Réglementation 11 juillet 2026 ⏱️ 10 min de lecture

Conseil ou courtage ? La ligne invisible qui fait basculer le conseil en financement dans le statut réglementé IOBSP

Vous vous présentez comme conseil, pas comme courtier. Mais un mot dans un mail, une mise en relation avec une banque, et vous voilà intermédiaire réglementé sans immatriculation. Décryptage de la ligne qui vous expose à l'exercice illégal.

Par l'équipe Insurio Courtier responsable · ORIAS 22001730
⚡ L'essentiel
  • Le conseil en financement d'entreprise n'est pas une profession réglementée en soi : tant que vous vous limitez au conseil, au montage de dossier et à la stratégie financière, aucun agrément n'est exigé.
  • Mais dès que vous « présentez, proposez ou aidez à conclure » une opération de crédit ou de service de paiement, vous exercez une activité d'intermédiaire en opérations de banque (IOBSP), réglementée par le Code monétaire et financier.
  • Cette activité impose une immatriculation à l'ORIAS, une capacité professionnelle, une RC Professionnelle obligatoire et le respect du contrôle de l'ACPR : l'exercer sans immatriculation est un délit.
  • La frontière se franchit souvent sans s'en rendre compte, par une simple mise en relation rémunérée : verrouiller son périmètre dans ses contrats et sécuriser sa RC Pro est la première protection.

Le conseil en financement n'est pas réglementé : c'est précisément ce qui crée le piège

Le conseil en financement d'entreprise occupe une place singulière dans le paysage des métiers du chiffre et du conseil. Contrairement à l'expert-comptable, à l'avocat ou au conseiller en investissements financiers, il n'existe pas, en tant que tel, de statut réglementé du « conseil en financement ». Vous pouvez accompagner un dirigeant dans sa recherche de subventions, monter un dossier de prêt, optimiser sa structure financière ou préparer une levée de fonds sans détenir le moindre agrément.
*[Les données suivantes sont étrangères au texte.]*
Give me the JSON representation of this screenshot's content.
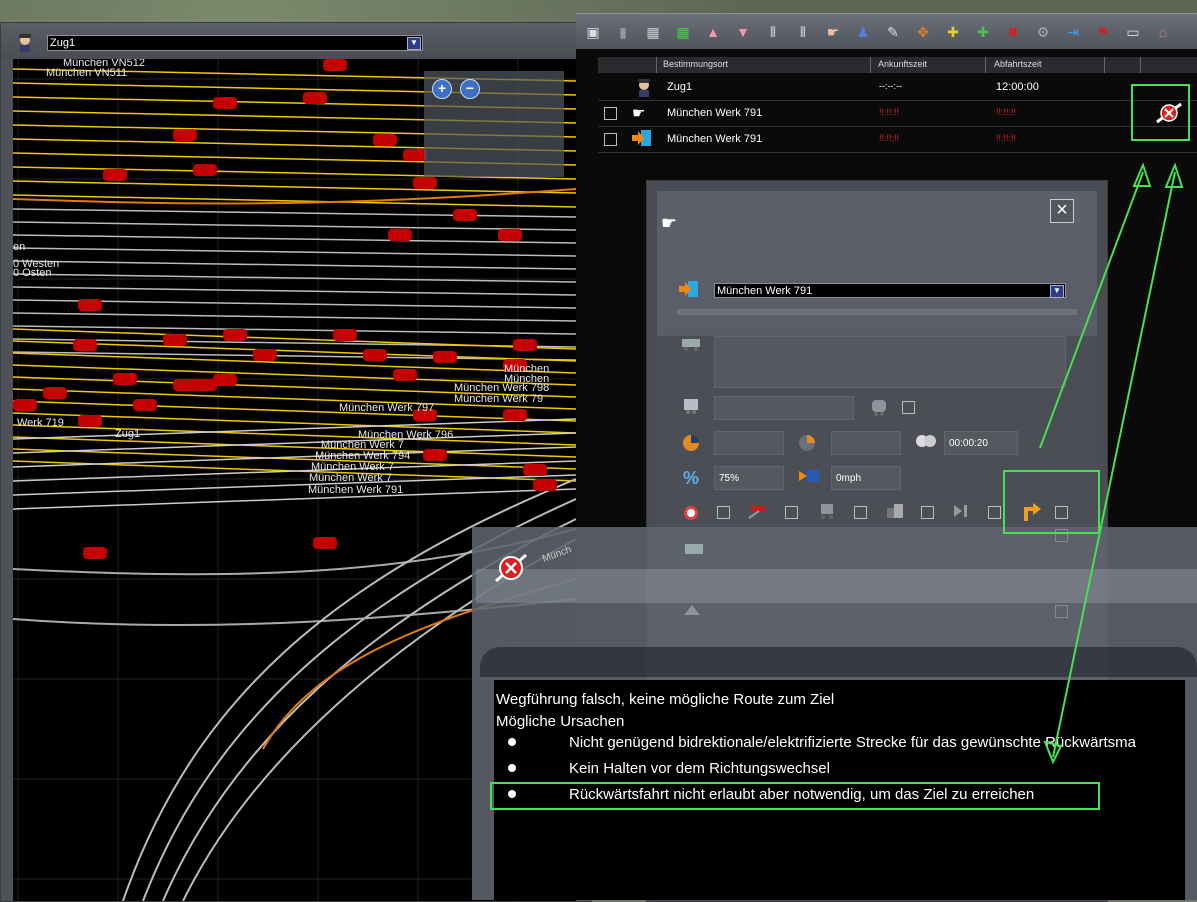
{
  "map_panel": {
    "train_select": "Zug1",
    "labels": {
      "vn512": "München VN512",
      "vn511": "München VN511",
      "westen_a": "en",
      "westen_b": "0 Westen",
      "osten": "0 Osten",
      "werk797": "München Werk 797",
      "werk798a": "München",
      "werk798b": "München",
      "werk798c": "München Werk 798",
      "werk798d": "München Werk 79",
      "werk719": "Werk 719",
      "zug1": "Zug1",
      "werk796": "München Werk 796",
      "werk_a": "München Werk 7",
      "werk_b": "München Werk 794",
      "werk_c": "München Werk 7",
      "werk_d": "München Werk 7",
      "werk791": "München Werk 791",
      "munch": "Münch"
    },
    "zoom_in": "+",
    "zoom_out": "−"
  },
  "toolbar": {
    "icons": [
      "save-icon",
      "trash-icon",
      "grid-small-icon",
      "grid-green-icon",
      "move-up-icon",
      "move-down-icon",
      "split-icon",
      "couple-icon",
      "hand-icon",
      "driver-icon",
      "edit-icon",
      "junction-icon",
      "add-yellow-icon",
      "add-green-icon",
      "delete-icon",
      "settings-icon",
      "exit-icon",
      "flag-icon",
      "wagon-icon",
      "station-icon"
    ]
  },
  "schedule": {
    "headers": {
      "dest": "Bestimmungsort",
      "arrival": "Ankunftszeit",
      "departure": "Abfahrtszeit"
    },
    "rows": [
      {
        "name": "Zug1",
        "arrival": "--:--:--",
        "departure": "12:00:00"
      },
      {
        "name": "München Werk 791",
        "arrival": "!!:!!:!!",
        "departure": "!!:!!:!!"
      },
      {
        "name": "München Werk 791",
        "arrival": "!!:!!:!!",
        "departure": "!!:!!:!!"
      }
    ]
  },
  "order_dialog": {
    "close": "×",
    "destination": "München Werk 791",
    "time_value": "00:00:20",
    "percent_symbol": "%",
    "percent_value": "75%",
    "speed_value": "0mph"
  },
  "message": {
    "title": "Wegführung falsch, keine mögliche Route zum Ziel",
    "causes_label": "Mögliche Ursachen",
    "causes": [
      "Nicht genügend bidrektionale/elektrifizierte Strecke für das gewünschte Rückwärtsma",
      "Kein Halten vor dem Richtungswechsel",
      "Rückwärtsfahrt nicht erlaubt aber notwendig, um das Ziel zu erreichen"
    ]
  },
  "colors": {
    "highlight": "#46e052",
    "track_yellow": "#f0c800",
    "train_red": "#c40000",
    "track_orange": "#e07a10"
  }
}
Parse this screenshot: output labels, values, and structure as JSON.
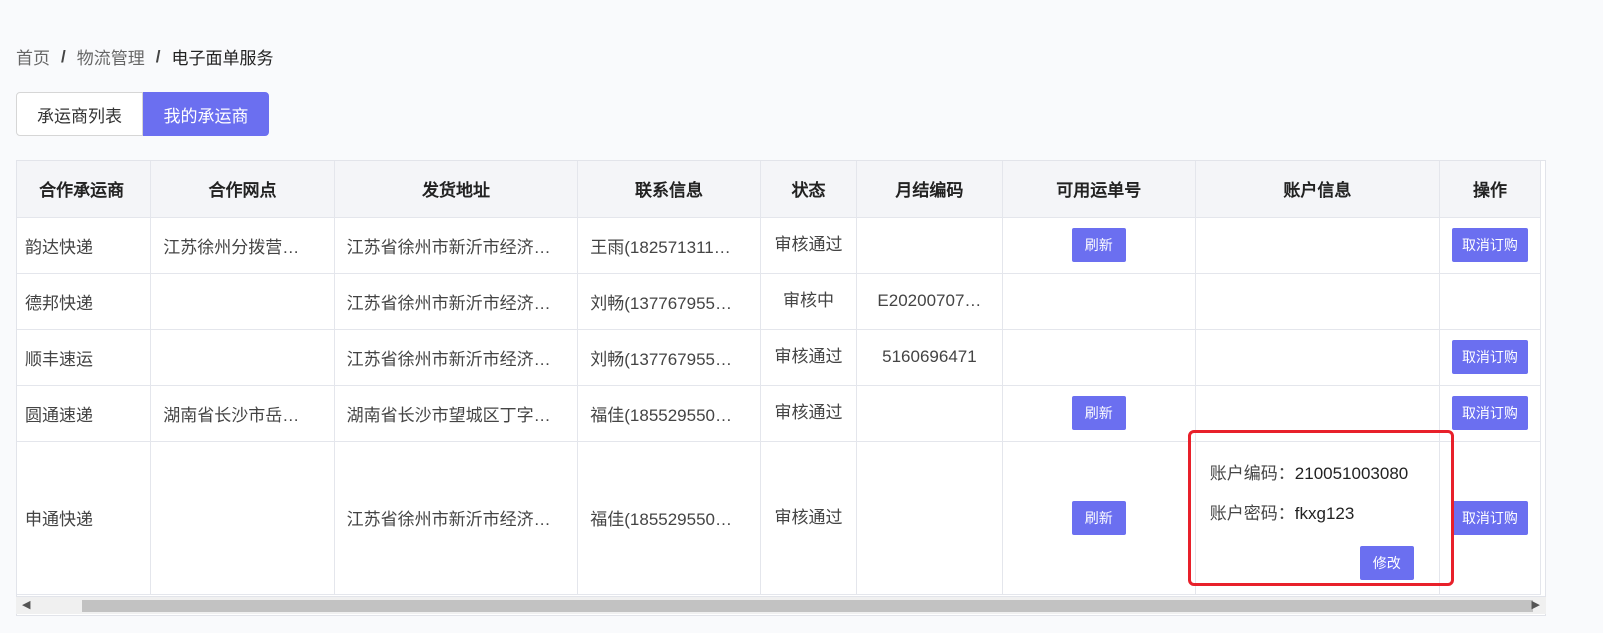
{
  "breadcrumb": {
    "home": "首页",
    "section": "物流管理",
    "current": "电子面单服务",
    "separator": "/"
  },
  "tabs": [
    {
      "label": "承运商列表",
      "active": false
    },
    {
      "label": "我的承运商",
      "active": true
    }
  ],
  "table": {
    "columns": [
      "合作承运商",
      "合作网点",
      "发货地址",
      "联系信息",
      "状态",
      "月结编码",
      "可用运单号",
      "账户信息",
      "操作"
    ],
    "rows": [
      {
        "carrier": "韵达快递",
        "branch": "江苏徐州分拨营…",
        "address": "江苏省徐州市新沂市经济…",
        "contact": "王雨(182571311…",
        "status": "审核通过",
        "monthly_code": "",
        "refresh": "刷新",
        "account": null,
        "action": "取消订购"
      },
      {
        "carrier": "德邦快递",
        "branch": "",
        "address": "江苏省徐州市新沂市经济…",
        "contact": "刘畅(137767955…",
        "status": "审核中",
        "monthly_code": "E20200707…",
        "refresh": "",
        "account": null,
        "action": ""
      },
      {
        "carrier": "顺丰速运",
        "branch": "",
        "address": "江苏省徐州市新沂市经济…",
        "contact": "刘畅(137767955…",
        "status": "审核通过",
        "monthly_code": "5160696471",
        "refresh": "",
        "account": null,
        "action": "取消订购"
      },
      {
        "carrier": "圆通速递",
        "branch": "湖南省长沙市岳…",
        "address": "湖南省长沙市望城区丁字…",
        "contact": "福佳(185529550…",
        "status": "审核通过",
        "monthly_code": "",
        "refresh": "刷新",
        "account": null,
        "action": "取消订购"
      },
      {
        "carrier": "申通快递",
        "branch": "",
        "address": "江苏省徐州市新沂市经济…",
        "contact": "福佳(185529550…",
        "status": "审核通过",
        "monthly_code": "",
        "refresh": "刷新",
        "account": {
          "code_label": "账户编码：",
          "code_value": "210051003080",
          "password_label": "账户密码：",
          "password_value": "fkxg123",
          "modify_label": "修改"
        },
        "action": "取消订购"
      }
    ]
  },
  "colors": {
    "accent": "#6b6ff0",
    "highlight_frame": "#e8202a",
    "header_bg": "#f4f5f8"
  }
}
Cette liberté est réelle, mais elle est trompeuse. Car le droit français ne raisonne pas en termes d'intitulé de métier : il raisonne en termes d'actes. Et certains actes, très proches de ce que fait un conseil en financement au quotidien, sont, eux, strictement encadrés. Le risque n'est donc pas dans la carte de visite : il est dans le geste précis que vous accomplissez pour votre client.
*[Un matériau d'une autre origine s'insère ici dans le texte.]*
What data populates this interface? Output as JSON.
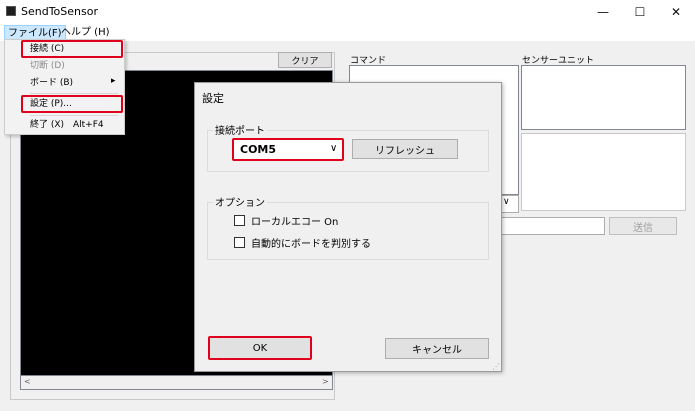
{
  "window": {
    "title": "SendToSensor",
    "minimize": "—",
    "maximize": "☐",
    "close": "✕"
  },
  "menubar": {
    "file": "ファイル(F)",
    "help": "ヘルプ (H)"
  },
  "file_menu": {
    "connect": "接続 (C)",
    "disconnect": "切断 (D)",
    "board": "ボード (B)",
    "board_arrow": "▸",
    "settings": "設定 (P)...",
    "exit": "終了 (X)",
    "exit_shortcut": "Alt+F4"
  },
  "main": {
    "clear_button": "クリア",
    "command_label": "コマンド",
    "sensor_unit_label": "センサーユニット",
    "send_button": "送信",
    "scroll_left": "<",
    "scroll_right": ">",
    "combo_arrow": "∨"
  },
  "dialog": {
    "title": "設定",
    "port_group": "接続ポート",
    "port_value": "COM5",
    "port_chevron": "∨",
    "refresh_button": "リフレッシュ",
    "options_group": "オプション",
    "local_echo": "ローカルエコー On",
    "auto_detect_board": "自動的にボードを判別する",
    "ok_button": "OK",
    "cancel_button": "キャンセル",
    "grip": "⋰"
  },
  "colors": {
    "highlight": "#e0001b",
    "terminal_bg": "#000000"
  }
}
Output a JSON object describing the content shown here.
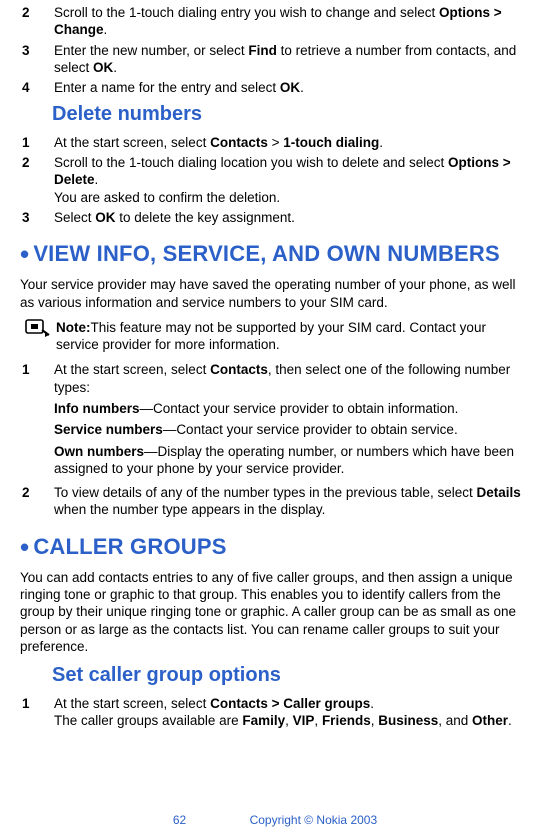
{
  "pre_steps": [
    {
      "n": "2",
      "parts": [
        "Scroll to the 1-touch dialing entry you wish to change and select ",
        {
          "b": "Options > Change"
        },
        "."
      ]
    },
    {
      "n": "3",
      "parts": [
        "Enter the new number, or select ",
        {
          "b": "Find"
        },
        " to retrieve a number from contacts, and select ",
        {
          "b": "OK"
        },
        "."
      ]
    },
    {
      "n": "4",
      "parts": [
        "Enter a name for the entry and select ",
        {
          "b": "OK"
        },
        "."
      ]
    }
  ],
  "delete_heading": "Delete numbers",
  "delete_steps": [
    {
      "n": "1",
      "parts": [
        "At the start screen, select ",
        {
          "b": "Contacts"
        },
        " > ",
        {
          "b": "1-touch dialing"
        },
        "."
      ]
    },
    {
      "n": "2",
      "parts": [
        "Scroll to the 1-touch dialing location you wish to delete and select ",
        {
          "b": "Options > Delete"
        },
        "."
      ],
      "tail": "You are asked to confirm the deletion."
    },
    {
      "n": "3",
      "parts": [
        "Select ",
        {
          "b": "OK"
        },
        " to delete the key assignment."
      ]
    }
  ],
  "view_heading": "VIEW INFO, SERVICE, AND OWN NUMBERS",
  "view_intro": "Your service provider may have saved the operating number of your phone, as well as various information and service numbers to your SIM card.",
  "note_label": "Note:",
  "note_text": "This feature may not be supported by your SIM card. Contact your service provider for more information.",
  "view_steps": [
    {
      "n": "1",
      "parts": [
        "At the start screen, select ",
        {
          "b": "Contacts"
        },
        ", then select one of the following number types:"
      ],
      "subs": [
        [
          {
            "b": "Info numbers"
          },
          "—Contact your service provider to obtain information."
        ],
        [
          {
            "b": "Service numbers"
          },
          "—Contact your service provider to obtain service."
        ],
        [
          {
            "b": "Own numbers"
          },
          "—Display the operating number, or numbers which have been assigned to your phone by your service provider."
        ]
      ]
    },
    {
      "n": "2",
      "parts": [
        "To view details of any of the number types in the previous table, select ",
        {
          "b": "Details"
        },
        " when the number type appears in the display."
      ]
    }
  ],
  "groups_heading": "CALLER GROUPS",
  "groups_intro": "You can add contacts entries to any of five caller groups, and then assign a unique ringing tone or graphic to that group. This enables you to identify callers from the group by their unique ringing tone or graphic. A caller group can be as small as one person or as large as the contacts list. You can rename caller groups to suit your preference.",
  "set_heading": "Set caller group options",
  "set_steps": [
    {
      "n": "1",
      "parts": [
        "At the start screen, select ",
        {
          "b": "Contacts > Caller groups"
        },
        "."
      ],
      "tail_parts": [
        "The caller groups available are ",
        {
          "b": "Family"
        },
        ", ",
        {
          "b": "VIP"
        },
        ", ",
        {
          "b": "Friends"
        },
        ", ",
        {
          "b": "Business"
        },
        ", and ",
        {
          "b": "Other"
        },
        "."
      ]
    }
  ],
  "footer": {
    "page": "62",
    "copy": "Copyright © Nokia 2003"
  }
}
Le geste qui fait basculer dans le réglementé, c'est l'intermédiation. Tant que vous conseillez, vous êtes libre. Dès que vous vous interposez entre votre client et un établissement de crédit pour faciliter la conclusion d'un financement, vous entrez dans le champ de l'intermédiation en opérations de banque et en services de paiement — l'IOBSP. Et là, tout change.

Ce que dit la loi : la définition de l'IOBSP

Le Code monétaire et financier définit l'intermédiaire en opérations de banque et en services de paiement comme la personne qui exerce, à titre habituel et contre rémunération, l'activité consistant à présenter, proposer ou aider à conclure des opérations de banque ou de services de paiement, ou à réaliser tous travaux et conseils préparatoires à leur réalisation.

Chaque verbe de cette définition mérite votre attention, car ils dessinent une zone bien plus large qu'on ne l'imagine :

  • Présenter une offre de financement à votre client, c'est-à-dire la lui exposer en vue de sa conclusion.
  • Proposer un établissement, un produit de crédit, une solution de financement bancaire précise.
  • Aider à conclure : intervenir dans la mise en relation, la négociation, la constitution du dossier de prêt pour qu'il aboutisse auprès d'une banque.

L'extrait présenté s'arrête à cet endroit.